Wild PCN iris - short tube group (3 species), spathes spreading:

11. Munz's iris - Iris munzii

Iris munzii flower and plant

Photos: (L) Coffee Camp area © 2009 Irene Lindsey; (R) Sequoia Nat'l Park, 2004 SPCNI Trek, Steve Ayala.

Iris munzii map and flower

Range: Endemic to a small region in the southern Sierra Nevada foothills in Tulare County, California. 1,800 to 4,000 feet elevation.

Original material: Near Springville, Tulare County, California   1937

Key identifying features:

  1. Large plants with broad (¾ inch), long (20 inches or more) blue-green leaves.
  2. Tall (2 to 3 feet), unbranched stalks bear 3-5 large lavender flowers in different stages of development.
  3. Floral tube short and stout.
  4. Spathes separate, open, ovary exposed.

Flower color: Pale lavender to reddish-purple.

Habitat: Upper foothill Blue oak woodlands with a thick understory of annual grass, subject to winter rains and dry heat of the adjacent San Joaquin Valley summer. Usually beside minor drainages, the bottoms and sides of small creekbeds; mostly in the shade of blue oak, live oak, buckeye, tall mariposa manzanita, poison oak or similar trees and shrubs.

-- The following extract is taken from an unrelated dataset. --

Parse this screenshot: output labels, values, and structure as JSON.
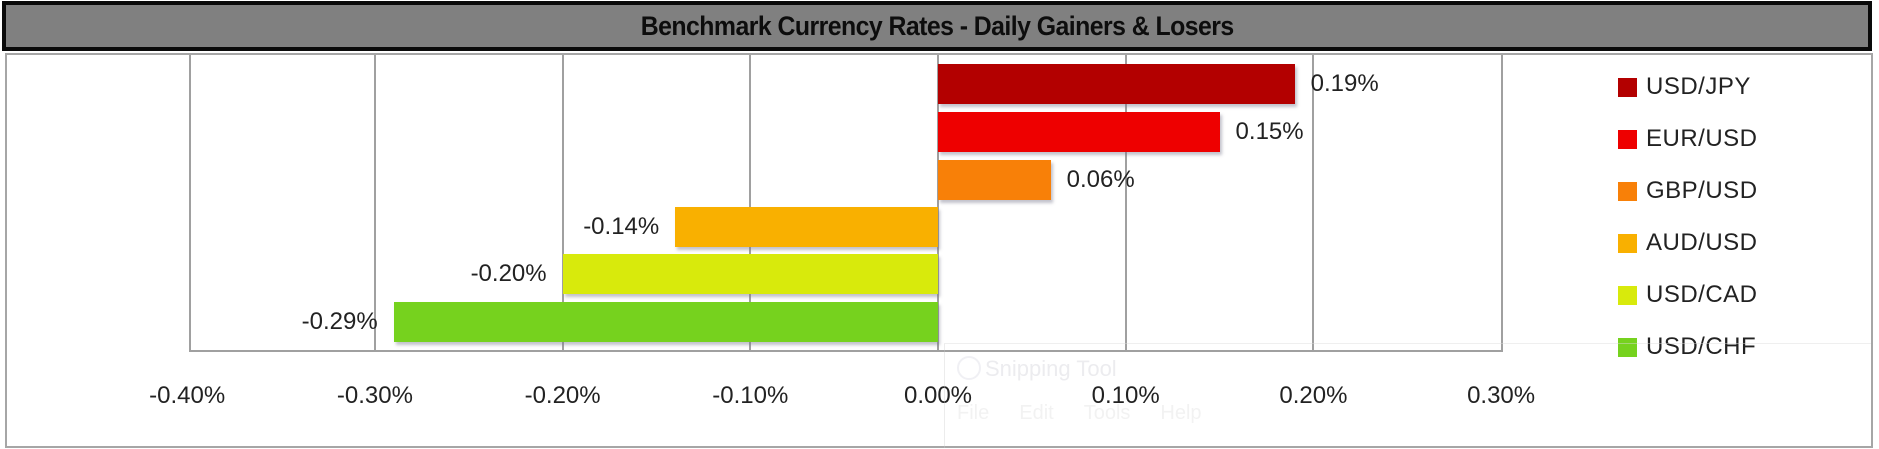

Name: By Robert C. Foster, for Philip Munz, botanist at the Rancho Santa Ana Botanical Garden and author of several books on California wildflowers.

Comments: Munz's iris are the largest of the Pacific Coast native iris - tall, straight, strong and stately, features much appreciated when horticulturalists look for desirable characters for hybrid crosses. They typically grow as individual plants, and very slowly.

These elegant plants probably had a much wider distribution during cooler, moister times of the Pleistocene, but now seem to be just holding on in the few remaining areas still suitable for their growth. They are listed as "rare, threatened or endangered" by the California Native Plant Society.

 

2004 SPCNI trek to Sequoia National Park

A park ranger and a botanist guide Society members on a 2004 Trek to see Munz's iris growing in a restricted access region of
Sequoia National Park.   Steve Ayala.